当然、ゲームをプレイするのに向いているわけがない。
「絶対電気通ってないじゃんッ!よくこんなとこで暮らしてんねッ!?てかアンタッ、ちゃんと風呂入ってんの!?インフラ死んでんじゃんッ!?」
「行水か?いつ何時でも主君に恥じぬよう清めているものよッ。なにせあの御方は高潔。昔日、直々に身を清浄するよう仰せつかってから一度も欠かす事など――」
「前は風呂入ってなかったんかいッ!あーもう信じらんないッ!!」
文句を垂れながらも一応はゲーム機の準備を進めていく。生活の痕跡があり、想像よりも埃やゴミが溜まっていなかったのは彼女にとって幸いだっただろう。
「…コンセントに繋いだけど…これ引っ越さないと無理っしょ。水道も電気もない場所で――」
「水道とやらは繋いでおるぞ?」
「え?ガチ?」
ここでまさかの予想外、水道が通っているという生活水準の報告に彼女は目を丸くする。
ありえないとばかりに、台所らしき場所の蛇口を回してみると――
「…ガチじゃん。えっじゃあまさか――」
弾かれたようにVR機に視線を戻す。

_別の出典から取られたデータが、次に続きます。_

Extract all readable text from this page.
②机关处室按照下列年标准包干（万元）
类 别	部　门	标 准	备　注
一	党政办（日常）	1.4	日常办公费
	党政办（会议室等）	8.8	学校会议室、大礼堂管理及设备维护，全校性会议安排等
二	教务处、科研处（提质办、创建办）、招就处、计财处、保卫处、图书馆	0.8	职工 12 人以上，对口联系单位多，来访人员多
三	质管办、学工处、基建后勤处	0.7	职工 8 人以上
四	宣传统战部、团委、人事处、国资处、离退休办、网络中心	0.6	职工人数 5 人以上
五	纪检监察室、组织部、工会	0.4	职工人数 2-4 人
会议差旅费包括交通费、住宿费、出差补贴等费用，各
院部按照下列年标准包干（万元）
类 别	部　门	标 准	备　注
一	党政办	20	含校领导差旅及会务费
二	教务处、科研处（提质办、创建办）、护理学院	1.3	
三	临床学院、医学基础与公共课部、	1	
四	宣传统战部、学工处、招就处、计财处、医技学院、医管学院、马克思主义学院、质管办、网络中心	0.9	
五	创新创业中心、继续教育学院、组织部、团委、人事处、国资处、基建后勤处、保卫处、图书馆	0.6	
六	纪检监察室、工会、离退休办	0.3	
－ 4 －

震える指で電源ユニットを起動してみると――
「点いた…!?うっそマジありえなッ!?」
なんとブウゥゥンと、高い起動音を奏でて稼働を開始した。
「ほう、電気とやらはここで役立つのかっ。今までそやつの意義を理解していなかったな」
現代人にしては不自然な内容を話す悪魔だが、彼女はゲーム起動に興奮気味で聞いていない。手際よく遊ぶための設定を操作し、ゲームソフトをインストールしていく。

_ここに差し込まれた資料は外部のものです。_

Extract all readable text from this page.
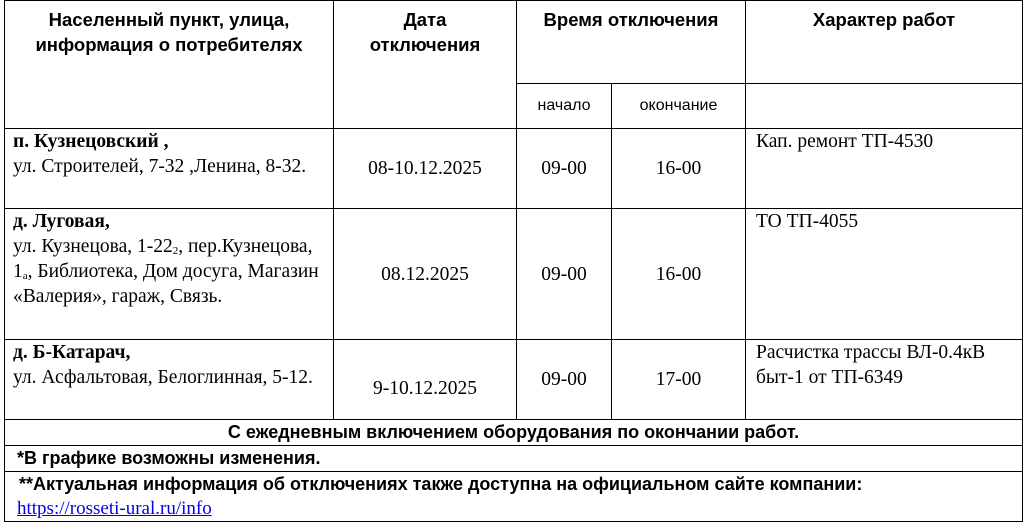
Населенный пункт, улица, информация о потребителях	Дата отключения	Время отключения		Характер работ
		начало	окончание	
п. Кузнецовский ,
ул. Строителей, 7-32 ,Ленина, 8-32.	08-10.12.2025	09-00	16-00	Кап. ремонт ТП-4530
д. Луговая,
ул. Кузнецова, $1-22_2$, пер.Кузнецова, $1_а$, Библиотека, Дом досуга, Магазин «Валерия», гараж, Связь.	08.12.2025	09-00	16-00	ТО ТП-4055
д. Б-Катарач,
ул. Асфальтовая, Белоглинная, 5-12.	9-10.12.2025	09-00	17-00	Расчистка трассы ВЛ-0.4кВ быт-1 от ТП-6349
С ежедневным включением оборудования по окончании работ.				
*В графике возможны изменения.				
**Актуальная информация об отключениях также доступна на официальном сайте компании:
https://rosseti-ural.ru/info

「…待って。これログイン出来てもゲーム内での操作すら怪しい説ない?」
ようやく幕引きかと思えば、新たな可能性が発覚し、戦々恐々とする彼女。「始めの街は…」「チュートリアル…」「現実反映…」と一人でブツブツなにかを呟くと、次には諦めの冷笑を浮かべ、メモに何かを走り書きしていく。
「まだ何かあるのか?」
「アンタ絶対初期設定とか分からないでしょ!メモ書いたげるからじっとしてて!!」
「ムッ、それは漢字とやらか。吾はまだその文字を理解出来ぬ。ひらがなとかたかなを求むぞ」
「あ”あ”ぁ”もうッ、侍みたいな喋りする癖して読めんのかい」
そうして手取り足取り、一から十までのマニュアルを走り書きして完成間近となった所で、重要な項目を思い出す。
「アレは…後でいいとして…アンタ、名前は何ていうの?」
「おっと、まだ名乗っておらぬかッ。ならばとくと吾が名を告げようぞッ!吾はベアル・ゼブル!!ル・シフェル様の右腕にして歴戦の益荒男よッ!!」
周囲の木々を震わすほどの痛快な名乗り。彼女から不満の声が上がったが、それでも必要事項だとメモに名前を書き込んでいく。

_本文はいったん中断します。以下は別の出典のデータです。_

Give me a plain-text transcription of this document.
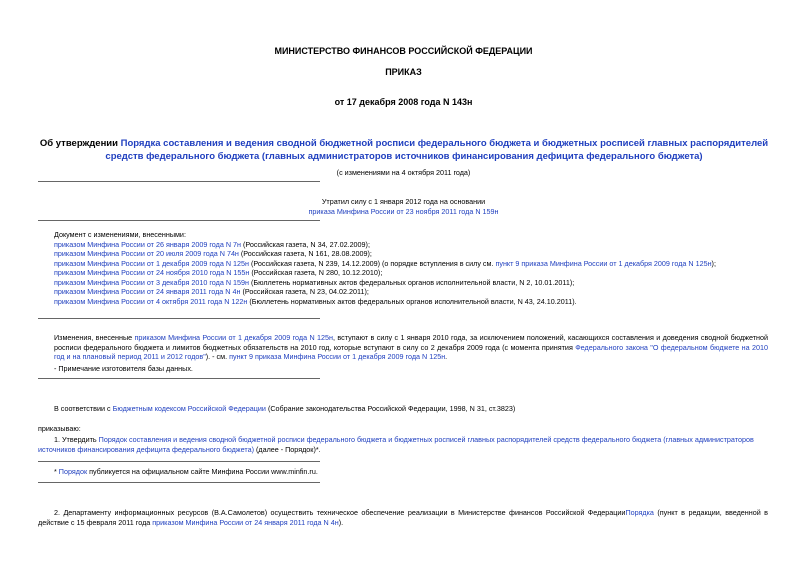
МИНИСТЕРСТВО ФИНАНСОВ РОССИЙСКОЙ ФЕДЕРАЦИИ
ПРИКАЗ
от 17 декабря 2008 года N 143н
Об утверждении Порядка составления и ведения сводной бюджетной росписи федерального бюджета и бюджетных росписей главных распорядителей средств федерального бюджета (главных администраторов источников финансирования дефицита федерального бюджета)
(с изменениями на 4 октября 2011 года)
Утратил силу с 1 января 2012 года на основании
приказа Минфина России от 23 ноября 2011 года N 159н
Документ с изменениями, внесенными:
приказом Минфина России от 26 января 2009 года N 7н (Российская газета, N 34, 27.02.2009);
приказом Минфина России от 20 июля 2009 года N 74н (Российская газета, N 161, 28.08.2009);
приказом Минфина России от 1 декабря 2009 года N 125н (Российская газета, N 239, 14.12.2009) (о порядке вступления в силу см. пункт 9 приказа Минфина России от 1 декабря 2009 года N 125н);
приказом Минфина России от 24 ноября 2010 года N 155н (Российская газета, N 280, 10.12.2010);
приказом Минфина России от 3 декабря 2010 года N 159н (Бюллетень нормативных актов федеральных органов исполнительной власти, N 2, 10.01.2011);
приказом Минфина России от 24 января 2011 года N 4н (Российская газета, N 23, 04.02.2011);
приказом Минфина России от 4 октября 2011 года N 122н (Бюллетень нормативных актов федеральных органов исполнительной власти, N 43, 24.10.2011).
Изменения, внесенные приказом Минфина России от 1 декабря 2009 года N 125н, вступают в силу с 1 января 2010 года, за исключением положений, касающихся составления и доведения сводной бюджетной росписи федерального бюджета и лимитов бюджетных обязательств на 2010 год, которые вступают в силу со 2 декабря 2009 года (с момента принятия Федерального закона "О федеральном бюджете на 2010 год и на плановый период 2011 и 2012 годов"). - см. пункт 9 приказа Минфина России от 1 декабря 2009 года N 125н.
- Примечание изготовителя базы данных.
В соответствии с Бюджетным кодексом Российской Федерации (Собрание законодательства Российской Федерации, 1998, N 31, ст.3823)
приказываю:
1. Утвердить Порядок составления и ведения сводной бюджетной росписи федерального бюджета и бюджетных росписей главных распорядителей средств федерального бюджета (главных администраторов источников финансирования дефицита федерального бюджета) (далее - Порядок)*.
* Порядок публикуется на официальном сайте Минфина России www.minfin.ru.
2. Департаменту информационных ресурсов (В.А.Самолетов) осуществить техническое обеспечение реализации в Министерстве финансов Российской ФедерацииПорядка (пункт в редакции, введенной в действие с 15 февраля 2011 года приказом Минфина России от 24 января 2011 года N 4н).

「声うるっさ!ベ…アル・ゼブ…ルね、りょーかい。呼びにくいから『ベル』って呼ぶよ?」
「ッ…!?」
それは彼女にとって何気ない、呼びやすい名を口にしただけだろう。
――『そう、じゃあお前を「ベル」と私は呼ぼうか』
だが男に取っては大きく意味があり、郷愁を喚起させた。主から貰い受けた愛称を久方ぶりに耳にしたのだ。
(やはり…似ておるッ!)
「…!?なんでまた跪いてん…?ほら戻って戻って」
感極まったように震える悪魔の姿勢に驚愕した彼女だが、これでマニュアルが完成したようだ。
「とりあえず、協力してくれるってんなら、このメモをちゃんと守ってログインしてよ?ゲームの世界に入れたらその街から動かないでよっ?アタシが迎えに行くから。いい!?その場でじっとしてるのッ!!」
「承知したっ、礼を言うぞ妹君。吾のみでは相応の時を要したであろう。対価としてこれを持つがよい」
「なにこの…水晶玉?いらないんだけど。アンタの国の名産品?」
半ば強引に球体の結晶を押し付けられる。
男は同じものを七つ、後ろ髪の毛先を分け束ねる髪留めとして使っているが、彼女に渡ってみれば片手が余裕で埋まる大きさだ。
「これ売れるのかなぁ?」と思考の片隅に浮かぶほどに綺麗な物だった。
「それで、いつゲーム始めるの?」
「では即刻始め――」
「限度ってもんがあるでしょッ、それにもし今日やるとしても…アタシ夜しか空いてないし…」
「ムゥ…仕方あるまい。ならば今宵、ウヌの余暇まで待つとしよう」
出鼻を挫かれ、ややしょんぼりとした悪魔。それでも何とか予定をすり合わせ、合流時間が決まった。
「じゃあ決まりっ。アタシは『明野 沙多』、この名前でプレイしてっから。まあベルなら名前教えなくても分かりそうな気がするけど…」
「アケノ…サタ、か。しかと記憶したぞッ。生涯吾は忘れることなどないだろう!」
「…大袈裟すぎん?」
このやり取りを最後に、彼女は悪魔の根城を後にした。
そして帰り道を歩き始めて五分。彼女は一人ポツリと溢す。
「え…冷静に考えて帰り道きっっつ…」
テスト勉強する予定だったので彼女は夜しか空いてません。
帰り道くっそ長いので勉強の時間は潰れたけど。